Senin, 17 Juli 2017

Jangan malu untuk bertanya



Pernahkah kamu menghadapi kebingungan? Tidak tau apa yang harus dilakukan? Ragu dalam mengambil keputusan? Menerka-nerka persoalan yang belum tentu dijamin kebenarannya?

Ya. Aku pernah mengalami hal demikian. Selama perjalanan hidupku, aku sering bahkan selalu dihadapkan persoalan-persoalan yang membuat otakku ‘nggrundel’ bak gumpalan benang ruwet. Tak tahan menampung benang yang semakin ruwet, aku mencoba menguraikan helaian demi helaian dengan cara bertanya pada seseorang. Seseorang yang aku anggap bisa menjawab semua daftar pertanyaan-pertanyaan yang ada di otakku. Ini mirip istilah ‘Kepo’, tapi kepo yang positif. Ini bukan persoalan mencari gosip, namun persoalan dalam mencari solusi dalam menyelesaikan masalah yang pelik.

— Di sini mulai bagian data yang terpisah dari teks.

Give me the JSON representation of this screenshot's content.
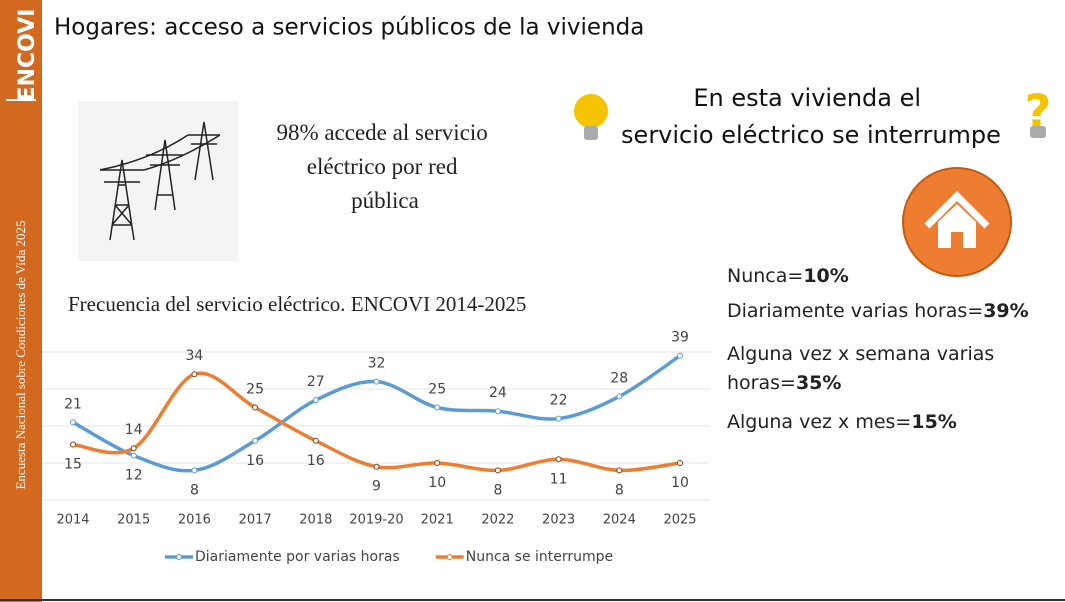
{
  "header": {
    "brand": "ENCOVI",
    "sidebar_text": "Encuesta Nacional sobre Condiciones de Vida 2025",
    "title": "Hogares: acceso a servicios públicos de la vivienda"
  },
  "access_text": "98% accede al servicio eléctrico por red pública",
  "question": "En esta vivienda el servicio eléctrico se interrumpe",
  "answers": [
    {
      "label": "Nunca=",
      "value": "10%"
    },
    {
      "label": "Diariamente varias horas=",
      "value": "39%"
    },
    {
      "label": "Alguna vez x semana varias horas=",
      "value": "35%"
    },
    {
      "label": "Alguna vez x mes=",
      "value": "15%"
    }
  ],
  "chart_data": {
    "type": "line",
    "title": "Frecuencia del servicio eléctrico. ENCOVI 2014-2025",
    "categories": [
      "2014",
      "2015",
      "2016",
      "2017",
      "2018",
      "2019-20",
      "2021",
      "2022",
      "2023",
      "2024",
      "2025"
    ],
    "series": [
      {
        "name": "Diariamente por varias horas",
        "color": "#5b9bd5",
        "values": [
          21,
          12,
          8,
          16,
          27,
          32,
          25,
          24,
          22,
          28,
          39
        ]
      },
      {
        "name": "Nunca se interrumpe",
        "color": "#ed7d31",
        "values": [
          15,
          14,
          34,
          25,
          16,
          9,
          10,
          8,
          11,
          8,
          10
        ]
      }
    ],
    "ylim": [
      0,
      40
    ],
    "smooth": true
  }
}
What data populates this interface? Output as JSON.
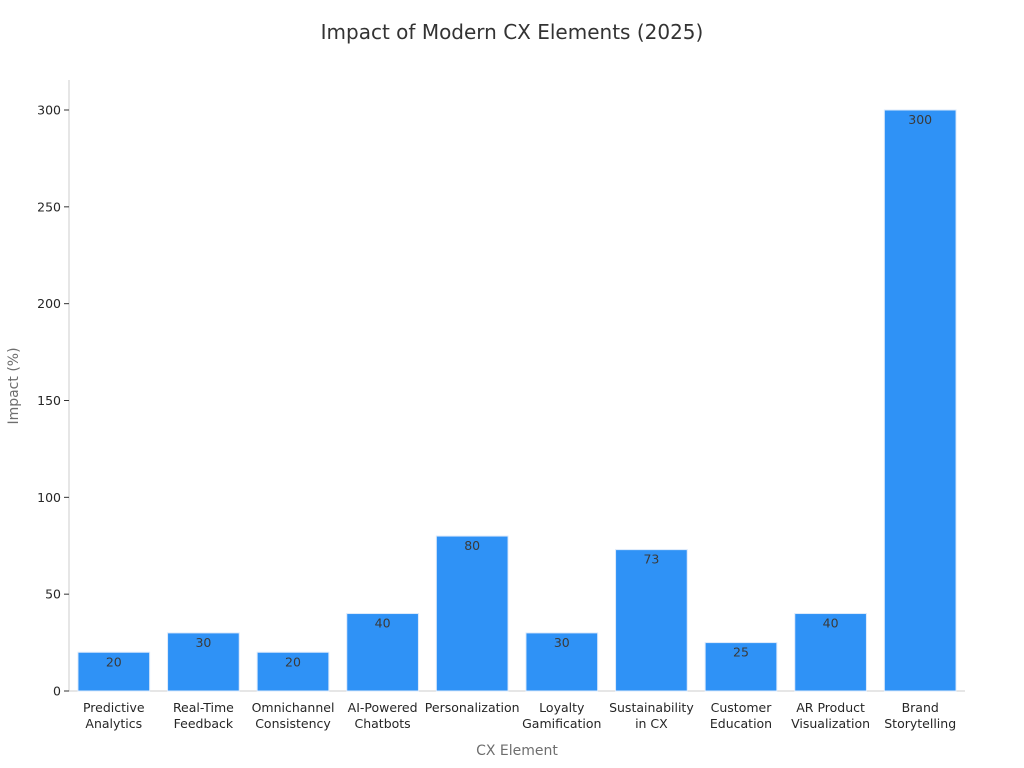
{
  "chart_data": {
    "type": "bar",
    "title": "Impact of Modern CX Elements (2025)",
    "xlabel": "CX Element",
    "ylabel": "Impact (%)",
    "categories": [
      [
        "Predictive",
        "Analytics"
      ],
      [
        "Real-Time",
        "Feedback"
      ],
      [
        "Omnichannel",
        "Consistency"
      ],
      [
        "AI-Powered",
        "Chatbots"
      ],
      [
        "Personalization"
      ],
      [
        "Loyalty",
        "Gamification"
      ],
      [
        "Sustainability",
        "in CX"
      ],
      [
        "Customer",
        "Education"
      ],
      [
        "AR Product",
        "Visualization"
      ],
      [
        "Brand",
        "Storytelling"
      ]
    ],
    "values": [
      20,
      30,
      20,
      40,
      80,
      30,
      73,
      25,
      40,
      300
    ],
    "ylim": [
      0,
      300
    ],
    "yticks": [
      0,
      50,
      100,
      150,
      200,
      250,
      300
    ],
    "grid": false,
    "bar_color": "#2f92f6",
    "axis_color": "#cccccc"
  }
}
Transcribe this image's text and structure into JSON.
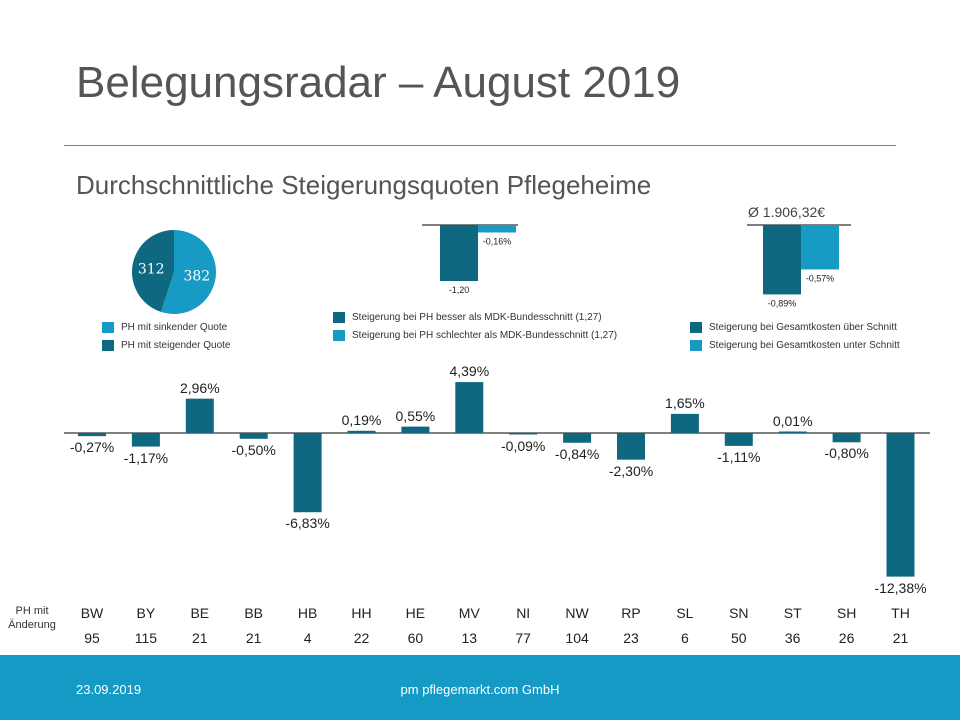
{
  "slide": {
    "title": "Belegungsradar – August 2019",
    "subtitle": "Durchschnittliche Steigerungsquoten Pflegeheime"
  },
  "colors": {
    "dark": "#0e6880",
    "light": "#179bc4",
    "footer": "#159ac6"
  },
  "pie": {
    "slices": [
      {
        "label": "PH  mit sinkender Quote",
        "value": 382,
        "color": "#179bc4"
      },
      {
        "label": "PH  mit steigender Quote",
        "value": 312,
        "color": "#0e6880"
      }
    ]
  },
  "mdk": {
    "bars": [
      {
        "value": -1.2,
        "label": "-1,20",
        "color": "#0e6880"
      },
      {
        "value": -0.16,
        "label": "-0,16%",
        "color": "#179bc4"
      }
    ],
    "legend": [
      "Steigerung bei PH  besser als MDK-Bundesschnitt (1,27)",
      "Steigerung bei PH  schlechter als MDK-Bundesschnitt (1,27)"
    ]
  },
  "costs": {
    "header": "Ø 1.906,32€",
    "bars": [
      {
        "value": -0.89,
        "label": "-0,89%",
        "color": "#0e6880"
      },
      {
        "value": -0.57,
        "label": "-0,57%",
        "color": "#179bc4"
      }
    ],
    "legend": [
      "Steigerung bei Gesamtkosten über Schnitt",
      "Steigerung bei Gesamtkosten unter Schnitt"
    ]
  },
  "chart_data": [
    {
      "type": "pie",
      "title": "",
      "categories": [
        "PH  mit sinkender Quote",
        "PH  mit steigender Quote"
      ],
      "values": [
        382,
        312
      ]
    },
    {
      "type": "bar",
      "title": "",
      "categories": [
        "besser als MDK-Bundesschnitt",
        "schlechter als MDK-Bundesschnitt"
      ],
      "values": [
        -1.2,
        -0.16
      ]
    },
    {
      "type": "bar",
      "title": "Ø 1.906,32€",
      "categories": [
        "Gesamtkosten über Schnitt",
        "Gesamtkosten unter Schnitt"
      ],
      "values": [
        -0.89,
        -0.57
      ]
    },
    {
      "type": "bar",
      "title": "Durchschnittliche Steigerungsquoten Pflegeheime",
      "xlabel": "",
      "ylabel": "",
      "ylim": [
        -12.38,
        4.39
      ],
      "categories": [
        "BW",
        "BY",
        "BE",
        "BB",
        "HB",
        "HH",
        "HE",
        "MV",
        "NI",
        "NW",
        "RP",
        "SL",
        "SN",
        "ST",
        "SH",
        "TH"
      ],
      "values": [
        -0.27,
        -1.17,
        2.96,
        -0.5,
        -6.83,
        0.19,
        0.55,
        4.39,
        -0.09,
        -0.84,
        -2.3,
        1.65,
        -1.11,
        0.01,
        -0.8,
        -12.38
      ],
      "labels": [
        "-0,27%",
        "-1,17%",
        "2,96%",
        "-0,50%",
        "-6,83%",
        "0,19%",
        "0,55%",
        "4,39%",
        "-0,09%",
        "-0,84%",
        "-2,30%",
        "1,65%",
        "-1,11%",
        "0,01%",
        "-0,80%",
        "-12,38%"
      ],
      "ph_counts": [
        "95",
        "115",
        "21",
        "21",
        "4",
        "22",
        "60",
        "13",
        "77",
        "104",
        "23",
        "6",
        "50",
        "36",
        "26",
        "21"
      ],
      "row_label": "PH mit Änderung"
    }
  ],
  "footer": {
    "date": "23.09.2019",
    "company": "pm pflegemarkt.com GmbH"
  }
}
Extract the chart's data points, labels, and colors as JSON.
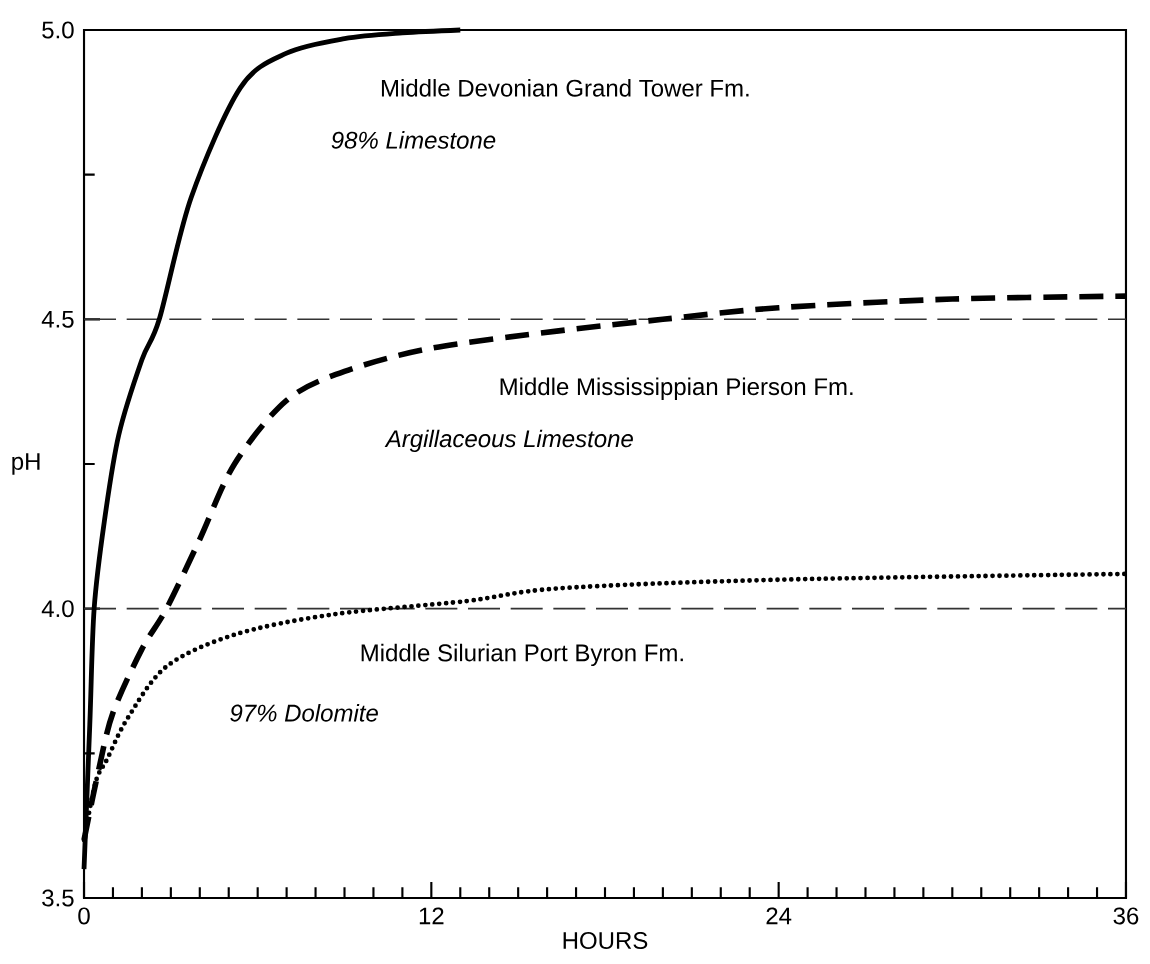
{
  "chart_data": {
    "type": "line",
    "xlabel": "HOURS",
    "ylabel": "pH",
    "xlim": [
      0,
      36
    ],
    "ylim": [
      3.5,
      5.0
    ],
    "xticks": [
      0,
      {
        "value": 1,
        "label": null
      },
      {
        "value": 2,
        "label": null
      },
      {
        "value": 3,
        "label": null
      },
      {
        "value": 4,
        "label": null
      },
      {
        "value": 5,
        "label": null
      },
      {
        "value": 6,
        "label": null
      },
      {
        "value": 7,
        "label": null
      },
      {
        "value": 8,
        "label": null
      },
      {
        "value": 9,
        "label": null
      },
      {
        "value": 10,
        "label": null
      },
      {
        "value": 11,
        "label": null
      },
      12,
      {
        "value": 13,
        "label": null
      },
      {
        "value": 14,
        "label": null
      },
      {
        "value": 15,
        "label": null
      },
      {
        "value": 16,
        "label": null
      },
      {
        "value": 17,
        "label": null
      },
      {
        "value": 18,
        "label": null
      },
      {
        "value": 19,
        "label": null
      },
      {
        "value": 20,
        "label": null
      },
      {
        "value": 21,
        "label": null
      },
      {
        "value": 22,
        "label": null
      },
      {
        "value": 23,
        "label": null
      },
      24,
      {
        "value": 25,
        "label": null
      },
      {
        "value": 26,
        "label": null
      },
      {
        "value": 27,
        "label": null
      },
      {
        "value": 28,
        "label": null
      },
      {
        "value": 29,
        "label": null
      },
      {
        "value": 30,
        "label": null
      },
      {
        "value": 31,
        "label": null
      },
      {
        "value": 32,
        "label": null
      },
      {
        "value": 33,
        "label": null
      },
      {
        "value": 34,
        "label": null
      },
      {
        "value": 35,
        "label": null
      },
      36
    ],
    "yticks": [
      3.5,
      {
        "value": 3.75,
        "label": null
      },
      {
        "value": 4.0,
        "label": "4.0"
      },
      {
        "value": 4.25,
        "label": null
      },
      4.5,
      {
        "value": 4.75,
        "label": null
      },
      {
        "value": 5.0,
        "label": "5.0"
      }
    ],
    "grid": false,
    "marker": "none",
    "series": [
      {
        "name": "Middle Devonian Grand Tower Fm.",
        "color": "#000000",
        "line_style": "solid",
        "x": [
          0,
          0.2,
          0.35,
          0.7,
          1.2,
          2,
          2.6,
          3.7,
          5.4,
          7,
          9,
          11,
          13
        ],
        "values": [
          3.55,
          3.8,
          4.0,
          4.15,
          4.3,
          4.43,
          4.5,
          4.71,
          4.9,
          4.96,
          4.985,
          4.995,
          5.0
        ]
      },
      {
        "name": "Middle Mississippian Pierson Fm.",
        "color": "#000000",
        "line_style": "dashed",
        "x": [
          0,
          0.5,
          1,
          2,
          2.85,
          4,
          5.2,
          7,
          9,
          12,
          16.4,
          20,
          24,
          30,
          36
        ],
        "values": [
          3.6,
          3.72,
          3.82,
          3.93,
          4.0,
          4.12,
          4.25,
          4.36,
          4.41,
          4.45,
          4.48,
          4.5,
          4.52,
          4.535,
          4.54
        ]
      },
      {
        "name": "Middle Silurian Port Byron Fm.",
        "color": "#000000",
        "line_style": "dotted",
        "x": [
          0,
          0.4,
          0.8,
          1.5,
          2.85,
          5.2,
          8.6,
          13.2,
          16.4,
          24,
          36
        ],
        "values": [
          3.6,
          3.7,
          3.74,
          3.81,
          3.9,
          3.955,
          3.99,
          4.013,
          4.035,
          4.05,
          4.06
        ]
      }
    ],
    "annotations": [
      "98% Limestone",
      "Argillaceous Limestone",
      "97% Dolomite"
    ],
    "ref_lines": [
      {
        "axis": "y",
        "value": 4.5,
        "color": "#333333",
        "line_style": "dashed"
      },
      {
        "axis": "y",
        "value": 4.0,
        "color": "#333333",
        "line_style": "dashed"
      }
    ]
  }
}
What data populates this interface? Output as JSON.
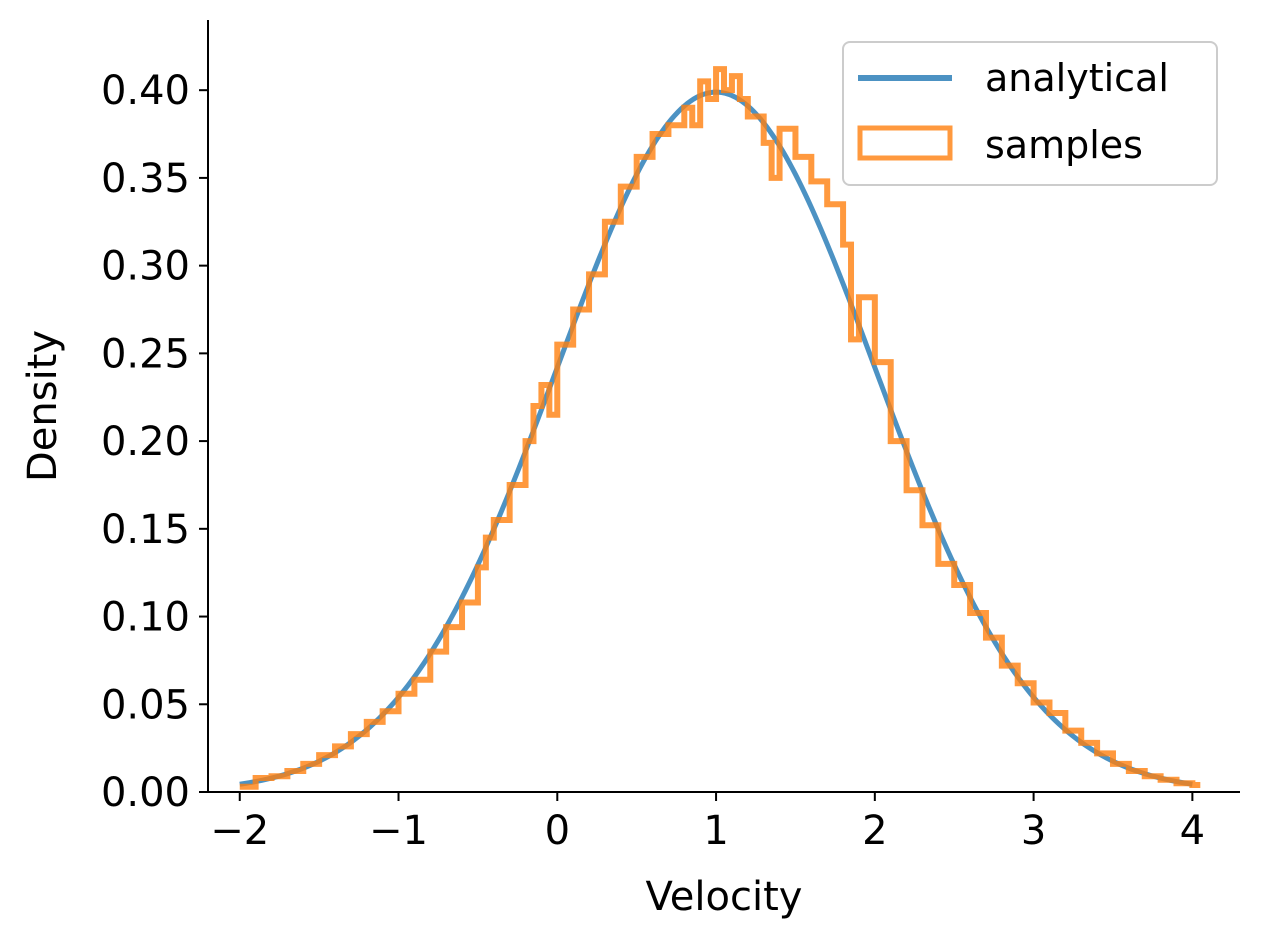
{
  "chart_data": {
    "type": "line",
    "title": "",
    "xlabel": "Velocity",
    "ylabel": "Density",
    "xlim": [
      -2.2,
      4.3
    ],
    "ylim": [
      0.0,
      0.44
    ],
    "x_ticks": [
      -2,
      -1,
      0,
      1,
      2,
      3,
      4
    ],
    "x_tick_labels": [
      "−2",
      "−1",
      "0",
      "1",
      "2",
      "3",
      "4"
    ],
    "y_ticks": [
      0.0,
      0.05,
      0.1,
      0.15,
      0.2,
      0.25,
      0.3,
      0.35,
      0.4
    ],
    "y_tick_labels": [
      "0.00",
      "0.05",
      "0.10",
      "0.15",
      "0.20",
      "0.25",
      "0.30",
      "0.35",
      "0.40"
    ],
    "grid": false,
    "legend_position": "top-right",
    "series": [
      {
        "name": "analytical",
        "kind": "line",
        "color": "#1f77b4",
        "x": [
          -2.0,
          -1.8,
          -1.6,
          -1.4,
          -1.2,
          -1.0,
          -0.8,
          -0.6,
          -0.4,
          -0.2,
          0.0,
          0.2,
          0.4,
          0.6,
          0.8,
          1.0,
          1.2,
          1.4,
          1.6,
          1.8,
          2.0,
          2.2,
          2.4,
          2.6,
          2.8,
          3.0,
          3.2,
          3.4,
          3.6,
          3.8,
          4.0
        ],
        "y": [
          0.0044,
          0.0079,
          0.0136,
          0.0224,
          0.0355,
          0.054,
          0.079,
          0.1109,
          0.1497,
          0.1942,
          0.242,
          0.2897,
          0.3332,
          0.3683,
          0.391,
          0.3989,
          0.391,
          0.3683,
          0.3332,
          0.2897,
          0.242,
          0.1942,
          0.1497,
          0.1109,
          0.079,
          0.054,
          0.0355,
          0.0224,
          0.0136,
          0.0079,
          0.0044
        ]
      },
      {
        "name": "samples",
        "kind": "step-histogram",
        "color": "#ff7f0e",
        "bin_width": 0.05,
        "x": [
          -2.0,
          -1.9,
          -1.8,
          -1.7,
          -1.6,
          -1.5,
          -1.4,
          -1.3,
          -1.2,
          -1.1,
          -1.0,
          -0.9,
          -0.8,
          -0.7,
          -0.6,
          -0.5,
          -0.45,
          -0.4,
          -0.3,
          -0.2,
          -0.15,
          -0.1,
          -0.05,
          0.0,
          0.1,
          0.2,
          0.3,
          0.4,
          0.5,
          0.6,
          0.7,
          0.8,
          0.85,
          0.9,
          0.95,
          1.0,
          1.05,
          1.1,
          1.15,
          1.2,
          1.3,
          1.35,
          1.4,
          1.5,
          1.6,
          1.7,
          1.8,
          1.85,
          1.9,
          2.0,
          2.1,
          2.2,
          2.3,
          2.4,
          2.5,
          2.6,
          2.7,
          2.8,
          2.9,
          3.0,
          3.1,
          3.2,
          3.3,
          3.4,
          3.5,
          3.6,
          3.7,
          3.8,
          3.9,
          4.0
        ],
        "y": [
          0.003,
          0.008,
          0.009,
          0.012,
          0.016,
          0.021,
          0.026,
          0.033,
          0.04,
          0.046,
          0.056,
          0.064,
          0.08,
          0.094,
          0.108,
          0.128,
          0.145,
          0.155,
          0.175,
          0.2,
          0.22,
          0.232,
          0.215,
          0.255,
          0.275,
          0.295,
          0.325,
          0.345,
          0.362,
          0.375,
          0.38,
          0.39,
          0.38,
          0.405,
          0.395,
          0.412,
          0.4,
          0.408,
          0.395,
          0.385,
          0.37,
          0.35,
          0.378,
          0.362,
          0.348,
          0.335,
          0.312,
          0.258,
          0.282,
          0.245,
          0.2,
          0.172,
          0.152,
          0.13,
          0.118,
          0.102,
          0.088,
          0.072,
          0.062,
          0.051,
          0.045,
          0.035,
          0.028,
          0.022,
          0.016,
          0.012,
          0.009,
          0.007,
          0.005,
          0.004
        ]
      }
    ]
  }
}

Pernah suatu ketika saat aku kebingungan dalam penyusunan proposal skripsi, saat dimana aku tak tahu bagaimana seharusnya aku menghadapi dosen pembimbingku. Aku sadar tips dari orang yang berpengalaman itu penting. Aku tak tanggung-tanggung menurunkan urat maluku untuk bertanya pada kakak tingkat yang telah lulus dan dibimbing oleh dosen yang sama ataupun dosen lain. Hanya dengan bermodal ‘Assalamlualaikum’ dan memperkenalkan diri dengan bahasa yang sopan dalam  pesan singkat (SMS), mereka menanggapi semua pertanyaan ku dengan ramah dan detail. Bahkan tak jarang, mereka bersedia untuk bertemu dengan ku secara langsung dan berbagi pengalaman.

Kedua kalinya, saat aku kebingungan ketika akan mendaftar beasiswa studi lanjut S2 dari LPDP, saya tak tanggung-tanggung menepis rasa malu dan bertanya pada salah 2 orang yang tidak aku kenal sebelumnya. Seseorang yang aku tahu dari media sosial facebook, yang profilnya menunjukkan bahwa mereka alumni UNNES. Merasa bahwa aku dan mereka satu almamater, aku beranikan untuk menyapa mereka lewat chat facebook. Dengan pedenya aku perkenalkan diriku dan mengutarakan maksud dan tujuanku. Alhamdulillah mereka menanggapi semua pertanyaanku dengan ramah. Satu demi satu pertanyaan telah dijawab, dan aku akhiri dengan ucapan terimakasih.

Kini, aku dihadapkan dengan penelitian tesis yang benar-benar membuat aku merasa frustasi. Mungkin karena aku yang belum terbiasa. Ini kali pertama aku melakukan penelitian murni. Ya, studiku di S1 dengan background pendidikan biologi, namun kini di pascasarjana, aku mengambil jurusan biologi murni. Ini yang membuatku berpikir, belajar dan berkerja lebih ekstra dari biasanya. Aku belum cukup familiar dengan uji aktivitas enzim Superoxide Dismutase (SOD), uji Malondyaldehide, dan lain sebagainya. Aku juga tidak tahu dimana lokasi green house yang nantinya akan aku gunakan dalam menanam padi dan juga tidak tahu laboratorium yang mana yang akan ku gunakan untuk mengukur parameter penelitian yang aku tetapkan. Sungguh, aku merasa awam dan belum bepengalaman. Bak anak SMA yang baru lulus langsung mengambil S2. Kadang aku merasa paling bodoh dan tertinggal di antara teman-temanku. Namun, lagi-lagi aku kumpulkan keberanian untuk bertanya pada salah dua orang yang tidak aku kenal sebelumnya. Aku tahu bahwa penelitian mereka hampir mirip dengan ku. Aku cari nomor WA.nya. Yah, ketemu. Satu dari mereka aku dapatkan nomor WAnya dari seseorang yang juga tidak aku kenal sebelumnya. Sekali lagi, hanya bermodoal ‘Assalamualaikum’ dan memperkenalkan diri dengan bahasa yang sopan, mereka menanggapi pesanku dengan ramah dan menjawab satu demi satu pertanyaan yang aku tanyakan.

Alhamdulillah, aku selalu dikelilingi dengan orang-orang baik. Aku selalu berdoa semoga orang-orang baik ini dimudahkan segala urusannya, dilancarkan rizkinya dan diberi kesuksesan semasa hidupnya. Aku juga ingin berusaha menaladani sikap mereka, dan terbuka ketika ada seseorang yang membutuhkan pertolongan. Pesan yang dapat aku ambil dari semua ini adalah jangan malu untuk bertanya, kepolah yang positif, tentu dirimu akan lebih yakin dalam mengambil keputusan.